Whenever I feel in need of a spiritual jello-shot, I just point my browser to the Tao Teh Ching, the great work by ancient Chinese scholar Lao-Tzu. He makes a lot of sense, even to a jaded modern reader such as myself.

"WHEN the world is in possession of the Tao,

The galloping horses are led to fertilise the fields
with their droppings.

When the world has become Taoless,

War horses breed themselves on the suburbs.



There is no calamity like not knowing what is enough.

There is no evil like covetousness.

Only he who knows what is enough will always have
enough."

The "Tao" that he refers to is something nearly beyond comprehension, because by definition, it is simply the origin of all life and existence. Taosim does not preclude monotheism since God could conceivably exist and nowhere in the Tao Teh Ching does it say that there is no God. It does say that by trying to assign rituals to spirituality, you are losing the essence of what is pure about your faith.

Failing Tao, man resorts to Virtue.

Failing Virtue, man resorts to humanity.

Failing humanity, man resorts to morality.

Failing morality, man resorts to ceremony.

Now, ceremony is the merest husk of faith and loyalty;

It is the beginning of all confusion and disorder.


As to foreknowledge, it is only the flower of Tao,

And the beginning of folly.


Therefore, the full-grown man sets his heart upon

the substance rather than the husk;

Upon the fruit rather than the flower.

Truly, he prefers what is within to what is without.


There is even a tiny shred of proof that the Canadian way is the way of the Tao!


WHAT is in the end to be shrunken,

Begins by being first stretched out.

What is in the end to be weakened,

Begins by being first made strong.

What is in the end to be thrown down,

Begins by being first set on high.

What is in the end to be despoiled,

Begins by being first richly endowed.


Herein is the subtle wisdom of life:

The soft and weak overcomes the hard and strong.

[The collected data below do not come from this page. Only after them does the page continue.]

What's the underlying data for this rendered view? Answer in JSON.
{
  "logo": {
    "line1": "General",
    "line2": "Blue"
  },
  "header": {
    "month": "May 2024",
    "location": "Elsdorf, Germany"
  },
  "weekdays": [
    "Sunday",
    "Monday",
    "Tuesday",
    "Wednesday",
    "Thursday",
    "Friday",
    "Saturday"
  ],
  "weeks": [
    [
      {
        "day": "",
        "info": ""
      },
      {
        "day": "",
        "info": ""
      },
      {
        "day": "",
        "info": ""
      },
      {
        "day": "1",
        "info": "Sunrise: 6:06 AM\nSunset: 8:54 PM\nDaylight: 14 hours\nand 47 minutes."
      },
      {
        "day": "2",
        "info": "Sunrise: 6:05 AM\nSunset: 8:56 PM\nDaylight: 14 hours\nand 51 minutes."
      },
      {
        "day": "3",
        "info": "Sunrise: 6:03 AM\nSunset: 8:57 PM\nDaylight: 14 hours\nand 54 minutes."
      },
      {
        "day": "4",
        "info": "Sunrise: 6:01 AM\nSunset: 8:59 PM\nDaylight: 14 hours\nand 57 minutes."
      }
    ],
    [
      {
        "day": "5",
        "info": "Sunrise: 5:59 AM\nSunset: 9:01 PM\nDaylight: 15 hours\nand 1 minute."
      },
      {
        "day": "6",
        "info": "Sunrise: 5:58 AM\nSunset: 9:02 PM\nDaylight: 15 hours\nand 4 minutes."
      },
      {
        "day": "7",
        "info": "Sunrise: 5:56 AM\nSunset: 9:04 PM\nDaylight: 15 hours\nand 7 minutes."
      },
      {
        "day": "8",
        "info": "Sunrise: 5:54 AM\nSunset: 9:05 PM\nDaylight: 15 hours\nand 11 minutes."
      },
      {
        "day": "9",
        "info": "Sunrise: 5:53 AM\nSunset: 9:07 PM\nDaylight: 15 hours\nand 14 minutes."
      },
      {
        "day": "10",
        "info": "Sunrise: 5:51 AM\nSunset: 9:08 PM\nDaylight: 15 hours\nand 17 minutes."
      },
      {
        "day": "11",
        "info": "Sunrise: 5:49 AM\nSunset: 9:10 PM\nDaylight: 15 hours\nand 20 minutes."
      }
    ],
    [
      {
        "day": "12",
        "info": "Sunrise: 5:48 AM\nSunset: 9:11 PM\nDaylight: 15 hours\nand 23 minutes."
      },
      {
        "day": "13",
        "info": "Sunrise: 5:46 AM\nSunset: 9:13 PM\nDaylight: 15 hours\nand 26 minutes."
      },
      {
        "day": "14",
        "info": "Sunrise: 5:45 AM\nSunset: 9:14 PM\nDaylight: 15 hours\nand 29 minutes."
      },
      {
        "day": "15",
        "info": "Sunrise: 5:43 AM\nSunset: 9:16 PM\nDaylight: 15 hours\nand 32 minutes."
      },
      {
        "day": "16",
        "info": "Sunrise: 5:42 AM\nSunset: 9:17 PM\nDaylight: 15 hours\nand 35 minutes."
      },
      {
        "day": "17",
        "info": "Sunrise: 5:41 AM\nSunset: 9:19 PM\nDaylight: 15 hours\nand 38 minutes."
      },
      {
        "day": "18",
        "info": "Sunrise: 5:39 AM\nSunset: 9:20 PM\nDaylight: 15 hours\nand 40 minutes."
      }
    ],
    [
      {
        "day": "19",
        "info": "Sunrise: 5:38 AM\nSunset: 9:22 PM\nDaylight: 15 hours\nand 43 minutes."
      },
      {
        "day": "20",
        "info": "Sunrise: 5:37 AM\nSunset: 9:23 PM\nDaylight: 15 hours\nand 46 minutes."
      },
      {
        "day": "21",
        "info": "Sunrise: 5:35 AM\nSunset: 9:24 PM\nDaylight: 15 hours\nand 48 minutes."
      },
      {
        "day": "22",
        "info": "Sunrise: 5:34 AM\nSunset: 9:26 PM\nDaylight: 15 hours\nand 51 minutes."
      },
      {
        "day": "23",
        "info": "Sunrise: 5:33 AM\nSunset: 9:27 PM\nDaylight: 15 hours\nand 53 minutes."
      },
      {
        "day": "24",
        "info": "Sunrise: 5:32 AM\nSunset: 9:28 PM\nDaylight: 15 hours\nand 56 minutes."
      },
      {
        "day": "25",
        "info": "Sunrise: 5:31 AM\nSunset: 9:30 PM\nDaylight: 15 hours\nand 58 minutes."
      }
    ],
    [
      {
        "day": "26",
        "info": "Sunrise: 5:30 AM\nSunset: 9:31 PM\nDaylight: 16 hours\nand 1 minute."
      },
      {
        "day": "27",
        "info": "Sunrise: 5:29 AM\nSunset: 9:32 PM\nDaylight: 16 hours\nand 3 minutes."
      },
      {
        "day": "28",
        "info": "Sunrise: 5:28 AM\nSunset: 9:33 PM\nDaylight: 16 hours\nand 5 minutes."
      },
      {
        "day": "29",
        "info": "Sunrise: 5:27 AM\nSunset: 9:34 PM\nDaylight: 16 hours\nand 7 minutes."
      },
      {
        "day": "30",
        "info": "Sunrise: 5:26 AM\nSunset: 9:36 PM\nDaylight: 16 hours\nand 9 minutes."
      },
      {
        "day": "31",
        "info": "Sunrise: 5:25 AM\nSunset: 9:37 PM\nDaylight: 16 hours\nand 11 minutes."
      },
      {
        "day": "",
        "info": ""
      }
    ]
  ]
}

Just as the fish must not leave the deeps,

So the ruler must not display his weapons.


Since our military is cut off at the knees by lackluster spending and antiquated weapons, our country is weak militarily. Still, we have never been conquered (not even in 1812 when our American friends tried to slip a few thousand troops across the Great Lakes and up the Richelieu) and our place in the world is well respected. I feel much safer with a weak military than I would if we were occupying foreign countries against their will and flexing our might worldwide.